As I’m writing this, news just spread from America that two black men were gunned down by the police in an act of racism and unjustified violence. A few days ago, gunmen tried to bomb a large gathering of people celebrating the Muslim Eid holiday in Dhaka, Bangladesh. Before that, there were Orlando, Istanbul, and Brussels. The list goes on and on. Just a few weeks ago, the sense of xenophobia in Britain hits an all-time high after the Brexit verdict. Friends of mine, one a Londoner of Bangladeshi descent and another a Polish immigrant, say they no longer feel safe or welcome in their own city.
Now, as football fans, we are left to wonder if 22 men kicking a ball around on a pitch really amounts to anything. The answer is, of course, it doesn’t. Not at all.
I have never set foot in Wales, but I watched the Welsh football team play for the first time in the Andorra match on that god-awful 3G pitch. Being the glory hunter that I am, I have not suffered for years like countless Welsh fans have done. I started following Wales for entirely selfish reasons. My club team (Liverpool) were languishing in mid-table, our near misses no longer feel like progress but despair, and I desperately wanted to enjoy football again. On that day, the Welsh team left Andorra with a narrow and hard-fought victory. Almost two years later, they departed France as Euro semi-finalists, having captured the imagination of the continent.

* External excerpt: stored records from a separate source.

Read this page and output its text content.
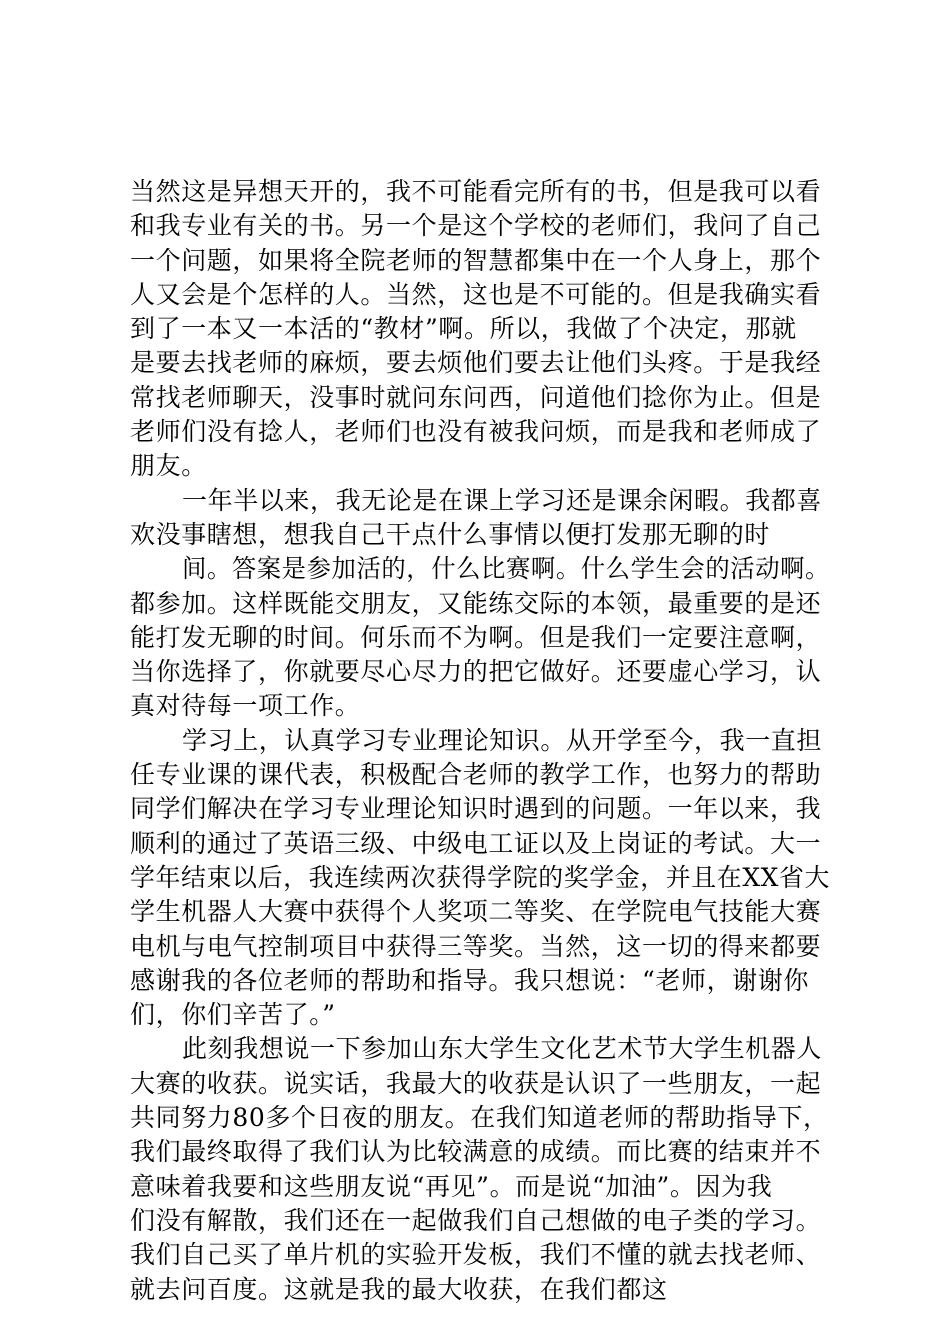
当然这是异想天开的，我不可能看完所有的书，但是我可以看
和我专业有关的书。另一个是这个学校的老师们，我问了自己
一个问题，如果将全院老师的智慧都集中在一个人身上，那个
人又会是个怎样的人。当然，这也是不可能的。但是我确实看
到了一本又一本活的“教材”啊。所以，我做了个决定，那就
是要去找老师的麻烦，要去烦他们要去让他们头疼。于是我经
常找老师聊天，没事时就问东问西，问道他们捻你为止。但是
老师们没有捻人，老师们也没有被我问烦，而是我和老师成了
朋友。
一年半以来，我无论是在课上学习还是课余闲暇。我都喜
欢没事瞎想，想我自己干点什么事情以便打发那无聊的时
间。答案是参加活的，什么比赛啊。什么学生会的活动啊。
都参加。这样既能交朋友，又能练交际的本领，最重要的是还
能打发无聊的时间。何乐而不为啊。但是我们一定要注意啊，
当你选择了，你就要尽心尽力的把它做好。还要虚心学习，认
真对待每一项工作。
学习上，认真学习专业理论知识。从开学至今，我一直担
任专业课的课代表，积极配合老师的教学工作，也努力的帮助
同学们解决在学习专业理论知识时遇到的问题。一年以来，我
顺利的通过了英语三级、中级电工证以及上岗证的考试。大一
学年结束以后，我连续两次获得学院的奖学金，并且在XX省大
学生机器人大赛中获得个人奖项二等奖、在学院电气技能大赛
电机与电气控制项目中获得三等奖。当然，这一切的得来都要
感谢我的各位老师的帮助和指导。我只想说：“老师，谢谢你
们，你们辛苦了。”
此刻我想说一下参加山东大学生文化艺术节大学生机器人
大赛的收获。说实话，我最大的收获是认识了一些朋友，一起
共同努力80多个日夜的朋友。在我们知道老师的帮助指导下，
我们最终取得了我们认为比较满意的成绩。而比赛的结束并不
意味着我要和这些朋友说“再见”。而是说“加油”。因为我
们没有解散，我们还在一起做我们自己想做的电子类的学习。
我们自己买了单片机的实验开发板，我们不懂的就去找老师、
就去问百度。这就是我的最大收获，在我们都这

From then till now, Wales have made me feel more hopeful with the state of the world than the words of countless politicians. Strange, really, that we can find such harmony and sense of pride from 11 millionaire lads in red who just run like hell for 90 minutes.
Viewing a football team’s victory as a moral triumph is a problematic concept in and of itself. Can Leicester’s Premier League title win be seen as a moral victory when they have Jamie Vardy, who once threw a racist remark at an Asian man, leading the line? Are Lionel Messi’s victories sweeter than Cristiano Ronaldo’s, only because the latter is seen as the embodiment of narcissistic perfectionism?
We hunger for such narratives, trying desperately to attach an emotional element to the game. Football fans fancy ourselves to be cynics; we are football managers, club directors, top pundits and expert scouts in disguise. Maybe there is no such thing as a “moral victory” in football, but I like to believe that we chase for a deeper meaning in the sports we love because we are ultimately romantics. Perhaps that is why there are still “heroes” on the pitch, “moments of magic”, or people tearing up when a game is over. Maybe deep down, it is because we still hope for goodness to win out, especially when days are bleakest.
So thank you, Wales, for losing but winning. Sometimes, the bad comes with the good, but you have made sure that the good still matters, and that the bad can’t entirely diminish it. This is, despite everything that has happened, an encouraging thought.